General in the French Revolutionary Wars (1736–1805)

Jean Henri Becays Ferrand or Jean Marie Begais Ferrand de la Caussade (10 September 1736 - 28 November 1805) became a French general officer early in the French Revolutionary Wars and led troops during two early actions. From a noble family, he was enrolled in the French Royal Army as an officer in the Normandie Infantry Regiment. At the age of ten, he fought at Lauffeld and Bergen op Zoom in the War of the Austrian Succession. In 1760 during the Seven Years' War, he was badly wounded at Kloster Kampen. For distinguished service, he was promoted to captain.
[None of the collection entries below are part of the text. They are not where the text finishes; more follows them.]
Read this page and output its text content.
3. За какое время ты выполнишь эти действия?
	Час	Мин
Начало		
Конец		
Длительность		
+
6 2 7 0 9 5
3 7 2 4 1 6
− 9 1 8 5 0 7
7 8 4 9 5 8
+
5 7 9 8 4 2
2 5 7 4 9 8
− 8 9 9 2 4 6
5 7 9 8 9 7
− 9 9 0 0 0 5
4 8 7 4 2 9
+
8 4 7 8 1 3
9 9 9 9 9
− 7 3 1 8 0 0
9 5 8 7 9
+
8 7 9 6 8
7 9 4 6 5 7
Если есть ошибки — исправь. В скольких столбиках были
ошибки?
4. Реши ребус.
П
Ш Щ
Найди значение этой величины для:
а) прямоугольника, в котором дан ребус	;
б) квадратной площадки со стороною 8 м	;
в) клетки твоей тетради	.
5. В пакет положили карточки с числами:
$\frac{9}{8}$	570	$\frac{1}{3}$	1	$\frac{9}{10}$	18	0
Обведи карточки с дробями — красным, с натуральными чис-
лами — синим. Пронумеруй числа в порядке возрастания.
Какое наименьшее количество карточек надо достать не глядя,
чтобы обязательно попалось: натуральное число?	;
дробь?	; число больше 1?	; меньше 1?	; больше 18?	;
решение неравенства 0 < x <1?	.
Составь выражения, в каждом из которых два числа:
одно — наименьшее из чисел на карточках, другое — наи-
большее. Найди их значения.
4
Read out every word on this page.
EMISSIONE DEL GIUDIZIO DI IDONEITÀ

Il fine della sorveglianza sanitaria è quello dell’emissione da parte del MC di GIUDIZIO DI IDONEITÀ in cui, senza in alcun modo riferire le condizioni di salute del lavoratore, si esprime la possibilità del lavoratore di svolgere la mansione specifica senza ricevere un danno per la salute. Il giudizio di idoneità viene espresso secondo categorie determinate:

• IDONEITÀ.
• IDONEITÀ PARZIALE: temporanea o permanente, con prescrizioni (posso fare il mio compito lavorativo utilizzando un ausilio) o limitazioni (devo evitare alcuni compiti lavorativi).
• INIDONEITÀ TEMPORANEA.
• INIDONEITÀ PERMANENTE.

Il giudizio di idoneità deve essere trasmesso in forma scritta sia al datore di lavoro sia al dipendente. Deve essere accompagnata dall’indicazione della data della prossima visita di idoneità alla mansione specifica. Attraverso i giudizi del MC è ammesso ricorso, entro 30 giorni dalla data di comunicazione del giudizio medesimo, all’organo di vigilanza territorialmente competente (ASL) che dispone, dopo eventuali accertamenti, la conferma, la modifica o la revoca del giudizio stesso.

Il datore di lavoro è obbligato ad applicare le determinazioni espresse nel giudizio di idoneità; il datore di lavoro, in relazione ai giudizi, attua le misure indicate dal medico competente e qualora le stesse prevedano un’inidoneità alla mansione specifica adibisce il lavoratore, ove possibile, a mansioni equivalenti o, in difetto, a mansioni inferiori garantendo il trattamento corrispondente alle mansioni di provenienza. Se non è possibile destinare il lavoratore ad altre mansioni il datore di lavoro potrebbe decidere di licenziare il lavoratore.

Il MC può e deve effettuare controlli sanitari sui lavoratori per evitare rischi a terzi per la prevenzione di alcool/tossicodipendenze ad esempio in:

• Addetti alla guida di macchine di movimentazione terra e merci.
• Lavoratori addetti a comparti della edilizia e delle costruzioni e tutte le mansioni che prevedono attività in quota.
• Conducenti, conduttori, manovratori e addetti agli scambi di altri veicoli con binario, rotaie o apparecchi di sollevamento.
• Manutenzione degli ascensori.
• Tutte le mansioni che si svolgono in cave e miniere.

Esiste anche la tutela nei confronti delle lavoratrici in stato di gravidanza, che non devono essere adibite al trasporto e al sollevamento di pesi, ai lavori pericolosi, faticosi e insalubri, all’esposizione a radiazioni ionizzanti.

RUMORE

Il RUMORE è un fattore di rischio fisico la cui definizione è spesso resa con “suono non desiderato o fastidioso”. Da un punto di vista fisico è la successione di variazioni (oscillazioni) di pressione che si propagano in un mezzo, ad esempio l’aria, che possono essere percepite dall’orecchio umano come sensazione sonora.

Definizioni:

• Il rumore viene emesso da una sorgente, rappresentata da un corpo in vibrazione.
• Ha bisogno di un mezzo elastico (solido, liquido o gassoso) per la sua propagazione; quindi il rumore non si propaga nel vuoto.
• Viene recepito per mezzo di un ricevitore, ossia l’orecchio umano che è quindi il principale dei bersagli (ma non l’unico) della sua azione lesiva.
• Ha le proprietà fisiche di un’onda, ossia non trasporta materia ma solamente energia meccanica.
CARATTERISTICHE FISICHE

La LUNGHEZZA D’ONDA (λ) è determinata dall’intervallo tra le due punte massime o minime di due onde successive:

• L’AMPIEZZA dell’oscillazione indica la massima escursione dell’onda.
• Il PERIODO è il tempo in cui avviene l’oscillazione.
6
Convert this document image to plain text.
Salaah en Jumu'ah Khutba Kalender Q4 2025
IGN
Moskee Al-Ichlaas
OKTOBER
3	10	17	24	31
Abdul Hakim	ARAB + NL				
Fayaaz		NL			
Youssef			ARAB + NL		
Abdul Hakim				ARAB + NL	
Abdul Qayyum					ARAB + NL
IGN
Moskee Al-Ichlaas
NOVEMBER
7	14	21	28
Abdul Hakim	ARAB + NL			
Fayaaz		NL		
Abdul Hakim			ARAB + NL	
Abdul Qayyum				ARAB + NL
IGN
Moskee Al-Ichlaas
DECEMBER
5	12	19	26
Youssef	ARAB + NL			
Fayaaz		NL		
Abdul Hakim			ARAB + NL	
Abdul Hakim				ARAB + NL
Appointed colonel in 1791, Ferrand was made the commandant of the fortress of Valenciennes the next year. Promoted to maréchal de camp, he led the left wing at the Battle of Jemappes. He was elevated in rank to general of division in May 1793. Ordered by his turncoat superior Charles François Dumouriez to surrender Condé-sur-l'Escaut and Valenciennes, Ferrand refused to carry out his instructions. After the two-month long Siege of Valenciennes, he surrendered the city to Prince Frederick, Duke of York and Albany. Sometime after being paroled, he was imprisoned by the Committee of Public Safety for being from the old nobility. He avoided the guillotine and was released when the government of Maximilien Robespierre was overthrown. Napoleon Bonaparte later named him Prefect of Meuse-Inférieure but he retired in 1804, pleading bad health.

His surname is one of the names inscribed under the Arc de Triomphe, on Column 4, but probably refers to General Jacques Ferrand.